Consterné, j'eus du mal à encaisser le coup. C'était comme si je venais de recevoir une gifle en pleine figure. J'étais assommé.

Je fixai ma montre avec appréhension. La frustration montait en moi doucement. Lorsque les minutes s'écoulèrent encore et encore, la frustration se métamorphosa pernicieusement en une colère bouillonnante. Je transpirais alors qu'il faisait froid et soudain, je me sentis comme emporté dans un énorme tourbillon.

J'étais tel un funambule qui avançait péniblement sur son fil. Je perdais l'équilibre, mais je ne tombais pas. Chaque fois, j'arrivais à progresser, mais je savais que la chute me guettait.

Je lui en voulais de ne pas venir me retrouver sous les arbres comme nous en avions l'habitude. Je ne comprenais pas ce qui venait de changer. Pourquoi ne venait-elle pas comme avant ?

Elle devait venir.

Elle devait absolument venir.

Brusquement, je me mis à crier. Sans me préoccuper des voisins, je criai très fort puis je finis par hurler son nom de toutes mes forces :

-Auréaaaaaa.

Son prénom était rassurant. C'était comme une bouée de sauvetage pour mon âme perdue dans les flots de la vie. Mais allait-elle me répondre ou allait-elle me laisser me noyer ?

Après vingt minutes de torture, elle finit par sortir de chez elle. Elle était mal à l'aise face à mon attitude. Auréa s'approcha de moi en silence. Son visage était pâle et crispé. Ses cheveux étaient ramenés en un chignon négligé sur le sommet de sa tête. 

Elle était belle et pourtant, elle ignorait sa beauté. D'habitude, sa chevelure était toujours lâchée, car elle aimait cacher son visage derrière plusieurs mèches rebelles, comme pour se protéger du regard des autres. Ici, ses grands yeux bruns m'ensorcelèrent.

Je ressentis son stress, peut-être même de la fébrilité. Je n'aimai pas le coup d'œil qu'elle me jeta. Cela confirmait que je n'étais pas son meilleur ami. Je ne l'avais peut-être même jamais été.

Mais qui étais-je alors pour elle ?

-Qu'est-ce qui te prends de crier comme ça ? demanda Auréa sur un ton sec. Elle ne me parlait jamais aussi froidement, cela me blessa.

-Où étais-tu ? demandais-je agressivement sans même répondre à sa question.

-Chez moi.

-Ça, je pouvais le deviner tout seul.

-Je faisais mes devoirs, Aaron, comme tous les ados du quartier.

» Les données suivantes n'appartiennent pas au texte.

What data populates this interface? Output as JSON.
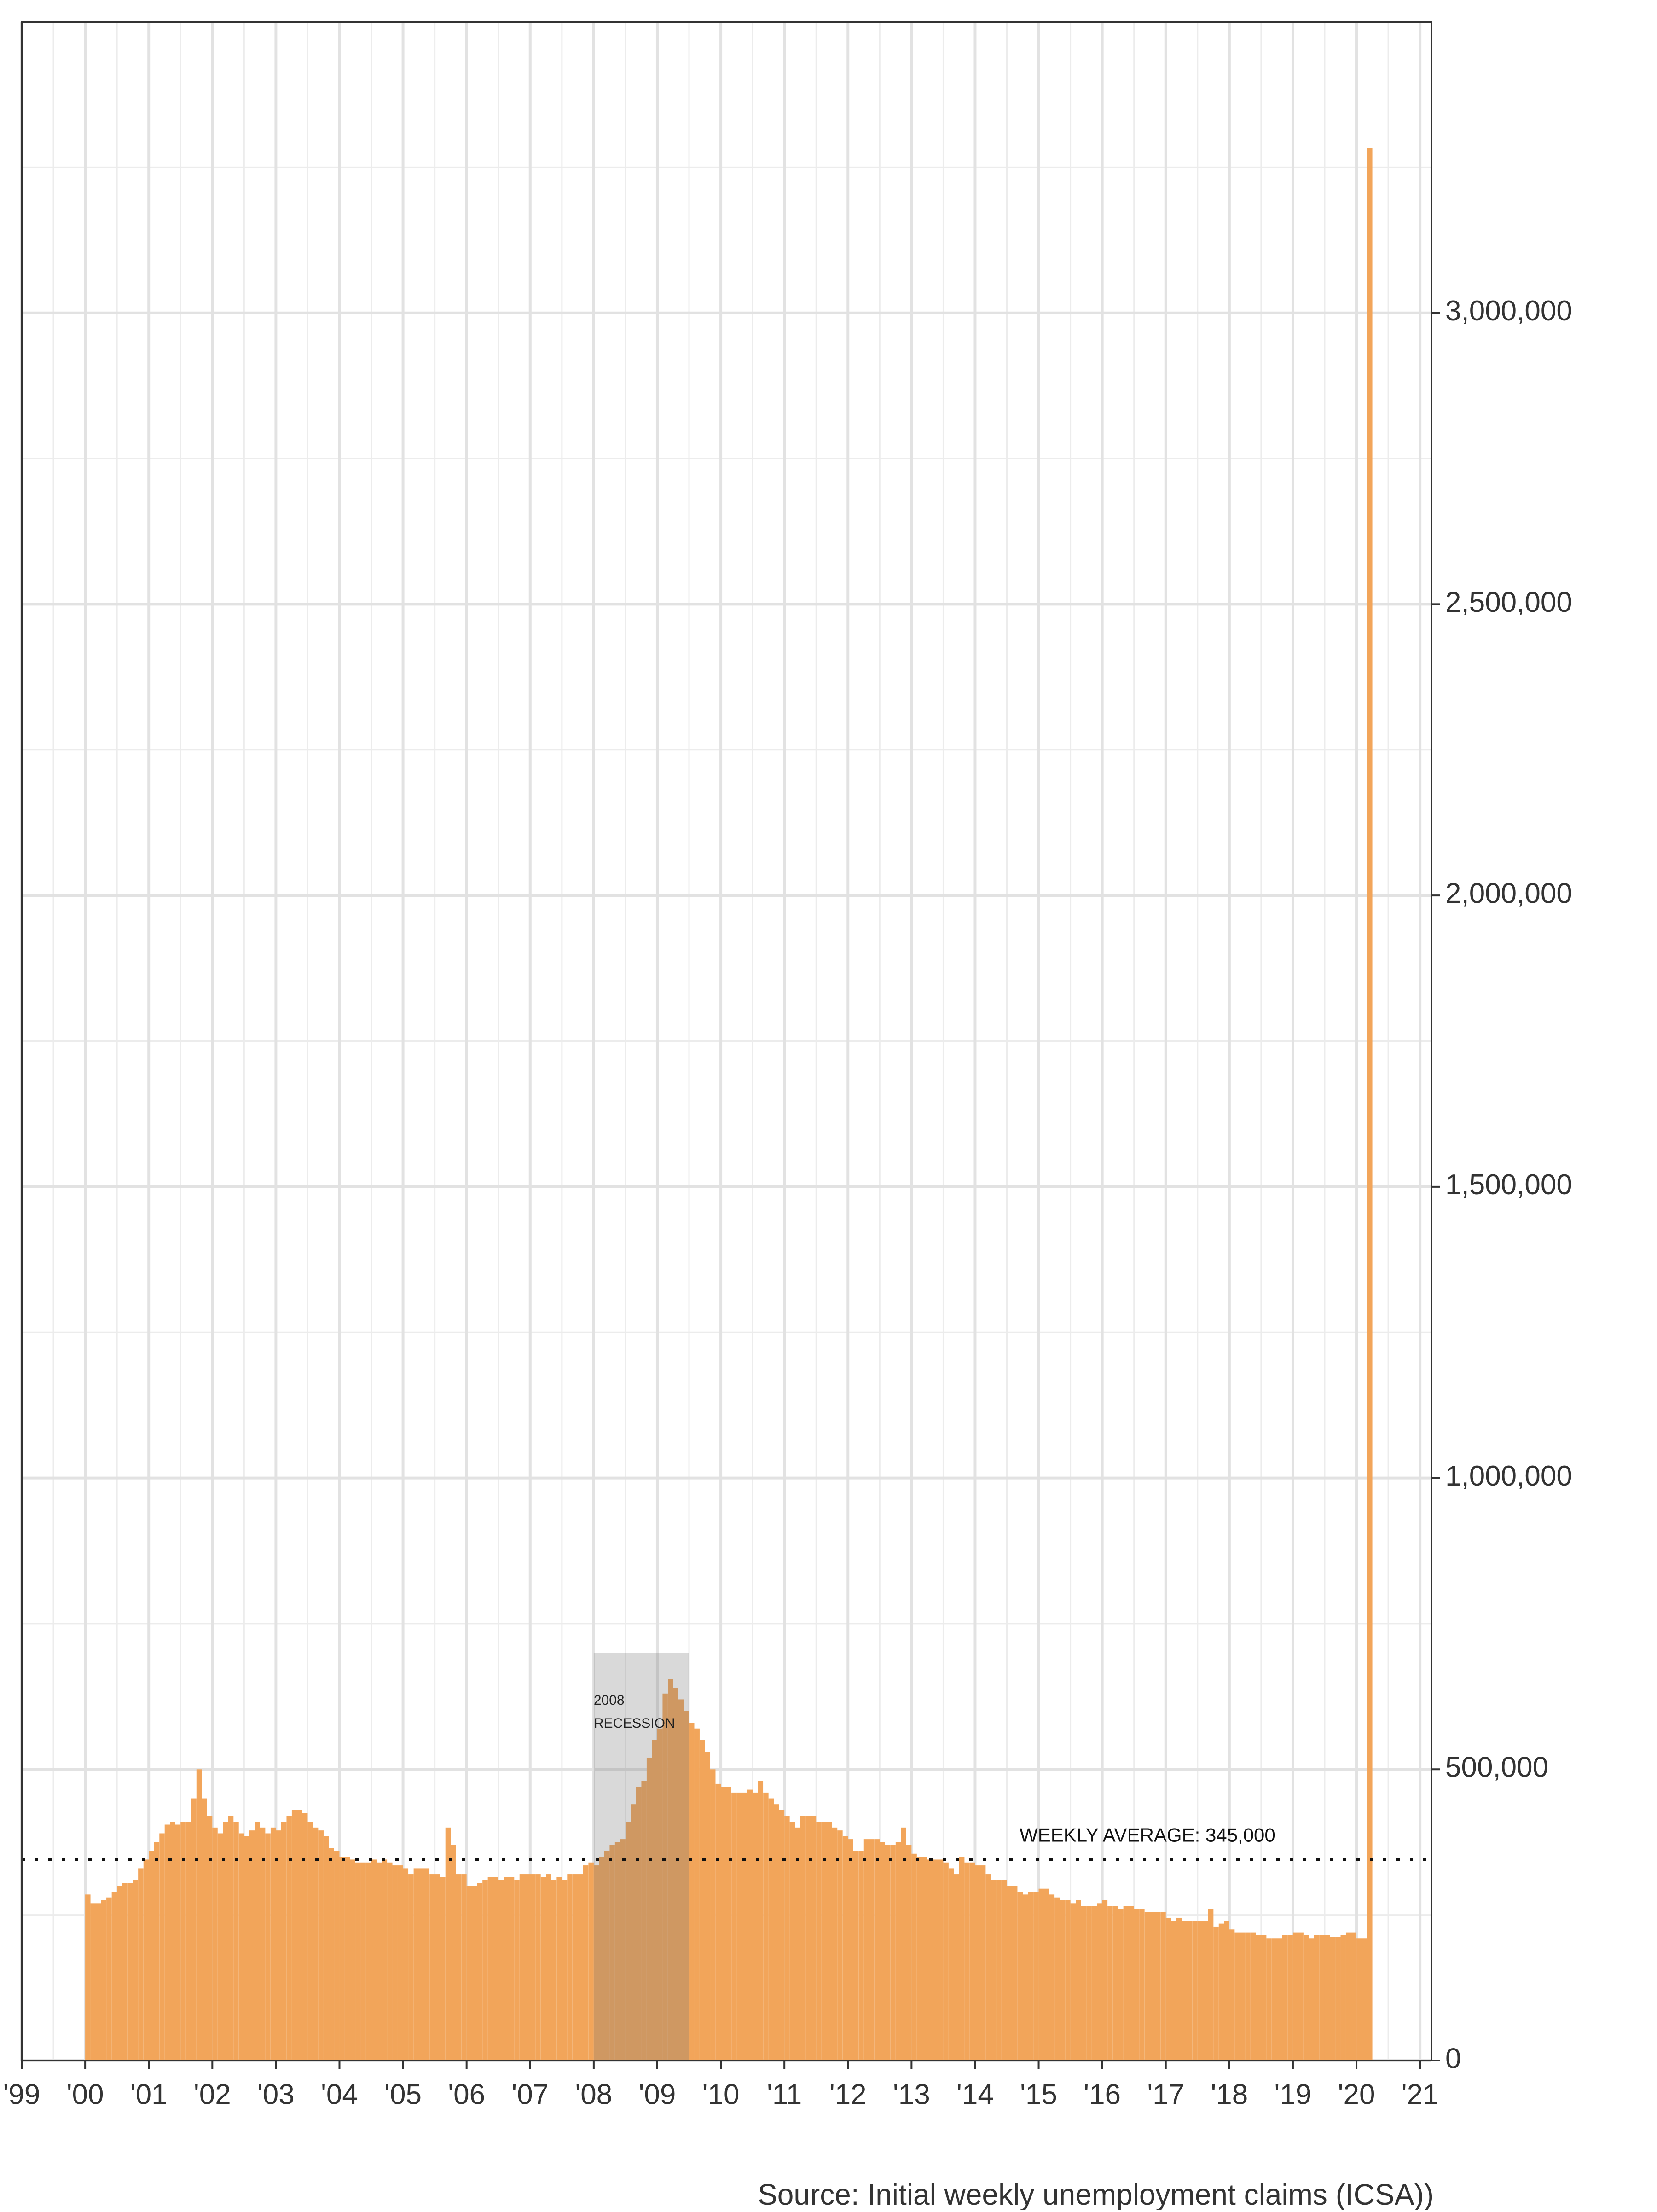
{
  "chart_data": {
    "type": "bar",
    "source": "Source: Initial weekly unemployment claims (ICSA))",
    "color": "#f2a55a",
    "grid": true,
    "xlim": [
      1999,
      2021.18
    ],
    "ylim": [
      0,
      3500000
    ],
    "xticks": [
      {
        "value": 1999,
        "label": "'99"
      },
      {
        "value": 2000,
        "label": "'00"
      },
      {
        "value": 2001,
        "label": "'01"
      },
      {
        "value": 2002,
        "label": "'02"
      },
      {
        "value": 2003,
        "label": "'03"
      },
      {
        "value": 2004,
        "label": "'04"
      },
      {
        "value": 2005,
        "label": "'05"
      },
      {
        "value": 2006,
        "label": "'06"
      },
      {
        "value": 2007,
        "label": "'07"
      },
      {
        "value": 2008,
        "label": "'08"
      },
      {
        "value": 2009,
        "label": "'09"
      },
      {
        "value": 2010,
        "label": "'10"
      },
      {
        "value": 2011,
        "label": "'11"
      },
      {
        "value": 2012,
        "label": "'12"
      },
      {
        "value": 2013,
        "label": "'13"
      },
      {
        "value": 2014,
        "label": "'14"
      },
      {
        "value": 2015,
        "label": "'15"
      },
      {
        "value": 2016,
        "label": "'16"
      },
      {
        "value": 2017,
        "label": "'17"
      },
      {
        "value": 2018,
        "label": "'18"
      },
      {
        "value": 2019,
        "label": "'19"
      },
      {
        "value": 2020,
        "label": "'20"
      },
      {
        "value": 2021,
        "label": "'21"
      }
    ],
    "minor_xticks": [
      1999.5,
      2000.5,
      2001.5,
      2002.5,
      2003.5,
      2004.5,
      2005.5,
      2006.5,
      2007.5,
      2008.5,
      2009.5,
      2010.5,
      2011.5,
      2012.5,
      2013.5,
      2014.5,
      2015.5,
      2016.5,
      2017.5,
      2018.5,
      2019.5,
      2020.5
    ],
    "yticks": [
      0,
      {
        "value": 500000,
        "label": "500,000"
      },
      {
        "value": 1000000,
        "label": "1,000,000"
      },
      {
        "value": 1500000,
        "label": "1,500,000"
      },
      {
        "value": 2000000,
        "label": "2,000,000"
      },
      {
        "value": 2500000,
        "label": "2,500,000"
      },
      {
        "value": 3000000,
        "label": "3,000,000"
      }
    ],
    "minor_yticks": [
      250000,
      750000,
      1250000,
      1750000,
      2250000,
      2750000,
      3250000
    ],
    "recession": {
      "label_lines": [
        "2008",
        "RECESSION"
      ],
      "x": [
        2008,
        2009.5
      ],
      "top": 700000
    },
    "average": {
      "label": "WEEKLY AVERAGE: 345,000",
      "value": 345000
    },
    "x": [
      2000,
      2000.083,
      2000.167,
      2000.25,
      2000.333,
      2000.417,
      2000.5,
      2000.583,
      2000.667,
      2000.75,
      2000.833,
      2000.917,
      2001,
      2001.083,
      2001.167,
      2001.25,
      2001.333,
      2001.417,
      2001.5,
      2001.583,
      2001.667,
      2001.75,
      2001.833,
      2001.917,
      2002,
      2002.083,
      2002.167,
      2002.25,
      2002.333,
      2002.417,
      2002.5,
      2002.583,
      2002.667,
      2002.75,
      2002.833,
      2002.917,
      2003,
      2003.083,
      2003.167,
      2003.25,
      2003.333,
      2003.417,
      2003.5,
      2003.583,
      2003.667,
      2003.75,
      2003.833,
      2003.917,
      2004,
      2004.083,
      2004.167,
      2004.25,
      2004.333,
      2004.417,
      2004.5,
      2004.583,
      2004.667,
      2004.75,
      2004.833,
      2004.917,
      2005,
      2005.083,
      2005.167,
      2005.25,
      2005.333,
      2005.417,
      2005.5,
      2005.583,
      2005.667,
      2005.75,
      2005.833,
      2005.917,
      2006,
      2006.083,
      2006.167,
      2006.25,
      2006.333,
      2006.417,
      2006.5,
      2006.583,
      2006.667,
      2006.75,
      2006.833,
      2006.917,
      2007,
      2007.083,
      2007.167,
      2007.25,
      2007.333,
      2007.417,
      2007.5,
      2007.583,
      2007.667,
      2007.75,
      2007.833,
      2007.917,
      2008,
      2008.083,
      2008.167,
      2008.25,
      2008.333,
      2008.417,
      2008.5,
      2008.583,
      2008.667,
      2008.75,
      2008.833,
      2008.917,
      2009,
      2009.083,
      2009.167,
      2009.25,
      2009.333,
      2009.417,
      2009.5,
      2009.583,
      2009.667,
      2009.75,
      2009.833,
      2009.917,
      2010,
      2010.083,
      2010.167,
      2010.25,
      2010.333,
      2010.417,
      2010.5,
      2010.583,
      2010.667,
      2010.75,
      2010.833,
      2010.917,
      2011,
      2011.083,
      2011.167,
      2011.25,
      2011.333,
      2011.417,
      2011.5,
      2011.583,
      2011.667,
      2011.75,
      2011.833,
      2011.917,
      2012,
      2012.083,
      2012.167,
      2012.25,
      2012.333,
      2012.417,
      2012.5,
      2012.583,
      2012.667,
      2012.75,
      2012.833,
      2012.917,
      2013,
      2013.083,
      2013.167,
      2013.25,
      2013.333,
      2013.417,
      2013.5,
      2013.583,
      2013.667,
      2013.75,
      2013.833,
      2013.917,
      2014,
      2014.083,
      2014.167,
      2014.25,
      2014.333,
      2014.417,
      2014.5,
      2014.583,
      2014.667,
      2014.75,
      2014.833,
      2014.917,
      2015,
      2015.083,
      2015.167,
      2015.25,
      2015.333,
      2015.417,
      2015.5,
      2015.583,
      2015.667,
      2015.75,
      2015.833,
      2015.917,
      2016,
      2016.083,
      2016.167,
      2016.25,
      2016.333,
      2016.417,
      2016.5,
      2016.583,
      2016.667,
      2016.75,
      2016.833,
      2016.917,
      2017,
      2017.083,
      2017.167,
      2017.25,
      2017.333,
      2017.417,
      2017.5,
      2017.583,
      2017.667,
      2017.75,
      2017.833,
      2017.917,
      2018,
      2018.083,
      2018.167,
      2018.25,
      2018.333,
      2018.417,
      2018.5,
      2018.583,
      2018.667,
      2018.75,
      2018.833,
      2018.917,
      2019,
      2019.083,
      2019.167,
      2019.25,
      2019.333,
      2019.417,
      2019.5,
      2019.583,
      2019.667,
      2019.75,
      2019.833,
      2019.917,
      2020,
      2020.083,
      2020.167
    ],
    "values": [
      285000,
      270000,
      270000,
      275000,
      280000,
      290000,
      300000,
      305000,
      305000,
      310000,
      330000,
      345000,
      360000,
      375000,
      390000,
      405000,
      410000,
      405000,
      410000,
      410000,
      450000,
      500000,
      450000,
      420000,
      400000,
      390000,
      410000,
      420000,
      410000,
      390000,
      385000,
      395000,
      410000,
      400000,
      390000,
      400000,
      395000,
      410000,
      420000,
      430000,
      430000,
      425000,
      410000,
      400000,
      395000,
      385000,
      365000,
      360000,
      350000,
      350000,
      345000,
      340000,
      340000,
      340000,
      345000,
      340000,
      345000,
      340000,
      335000,
      335000,
      330000,
      320000,
      330000,
      330000,
      330000,
      320000,
      320000,
      315000,
      400000,
      370000,
      320000,
      320000,
      300000,
      300000,
      305000,
      310000,
      315000,
      315000,
      310000,
      315000,
      315000,
      310000,
      320000,
      320000,
      320000,
      320000,
      315000,
      320000,
      310000,
      315000,
      310000,
      320000,
      320000,
      320000,
      335000,
      340000,
      335000,
      350000,
      360000,
      370000,
      375000,
      380000,
      410000,
      440000,
      470000,
      480000,
      520000,
      550000,
      570000,
      630000,
      655000,
      640000,
      620000,
      600000,
      580000,
      570000,
      550000,
      530000,
      500000,
      475000,
      470000,
      470000,
      460000,
      460000,
      460000,
      465000,
      460000,
      480000,
      460000,
      450000,
      440000,
      430000,
      420000,
      410000,
      400000,
      420000,
      420000,
      420000,
      410000,
      410000,
      410000,
      400000,
      395000,
      385000,
      380000,
      360000,
      360000,
      380000,
      380000,
      380000,
      375000,
      370000,
      370000,
      375000,
      400000,
      370000,
      355000,
      350000,
      350000,
      345000,
      345000,
      345000,
      340000,
      330000,
      320000,
      350000,
      340000,
      340000,
      335000,
      335000,
      320000,
      310000,
      310000,
      310000,
      300000,
      300000,
      290000,
      285000,
      290000,
      290000,
      295000,
      295000,
      285000,
      280000,
      275000,
      275000,
      270000,
      275000,
      265000,
      265000,
      265000,
      270000,
      275000,
      265000,
      265000,
      260000,
      265000,
      265000,
      260000,
      260000,
      255000,
      255000,
      255000,
      255000,
      245000,
      240000,
      245000,
      240000,
      240000,
      240000,
      240000,
      240000,
      260000,
      230000,
      235000,
      240000,
      225000,
      220000,
      220000,
      220000,
      220000,
      215000,
      215000,
      210000,
      210000,
      210000,
      215000,
      215000,
      220000,
      220000,
      215000,
      210000,
      215000,
      215000,
      215000,
      212000,
      212000,
      215000,
      220000,
      220000,
      210000,
      210000,
      3283000
    ]
  }
}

-Je t'attends depuis une éternité. Pourquoi n'es-tu pas venue comme d'habitude ?

Elle hésita à me répondre.

J'étais énervé contre elle. Le fait qu'elle se méfiait de moi m'enragea davantage. Je ne souhaitais pas me disputer, mais en étais-je capable ? Auréa respirait lentement comme pour garder son calme. Mais sa respiration me rendait nerveux.

Elle finit par me répondre :

-Maman ne veut plus que je sorte le soir si tard. Je ne viendrai plus, Aaron.

Tout en me parlant, elle se tordait les doigts. Elle avait l'air triste tout à coup :

-Je suis désolée. Je risque de tomber malade si je reste dehors si tard. Il fait froid à cette heure-ci.

-Qu'est-ce qu'il peut t'arriver ? C'est ridicule. Tu as toujours une couverture avec toi.

-Aaron, je ne viendrai plus. Tu comprends ?

-Mais qu'est-ce que tu racontes ?

-Ce n'est pas une bonne idée de rester des heures dehors à parler tous les deux.

-Pas une bonne idée ? Mais de quoi tu parles ? Nous sommes amis, c'est normal de se parler.

-J'aimais beaucoup te parler, mais je te dis que je ne viendrai plus. Je suis désolée. On discutera à l'école, si tu veux ?

Je la fixai dépité, totalement anéanti par ce qu'elle venait de me révéler. Cela me révolta, car je sentis qu'Auréa ne changerait pas d'avis. Elle ne viendrait plus à nos rendez-vous sous les arbres.

C'était fini.

Elle s'éloignait déjà de moi alors que nous étions proches depuis si peu de temps.

À cet instant, je ne pus deviner que sa maman m'observait depuis leur déménagement dans le quartier. Elle n'avait pas apprécié mon engouement pour sa fille. Elle avait directement remarqué que j'étais toujours dans les parages, très attentionné pour sa fille, trop prevenant peut-être.

-Je suis infirmière Auréa. Je sais quand il y a quelque chose qui cloche chez quelqu'un, avait lancé Lana à sa fille avec autorité.

Sa réflexion pleine de préjugés avait blessé Auréa, mais elle était restée muette. Que rétorquer à ça ? Quelque chose avait changé chez moi, mais quoi? Elle n'y comprenait rien. Avait-elle été trop naïve ? Elle qui côtoyait si peu de monde et qui n'avait quasi jamais été dans un établissement scolaire, comment pouvait-elle savoir si j'avais un réel problème ?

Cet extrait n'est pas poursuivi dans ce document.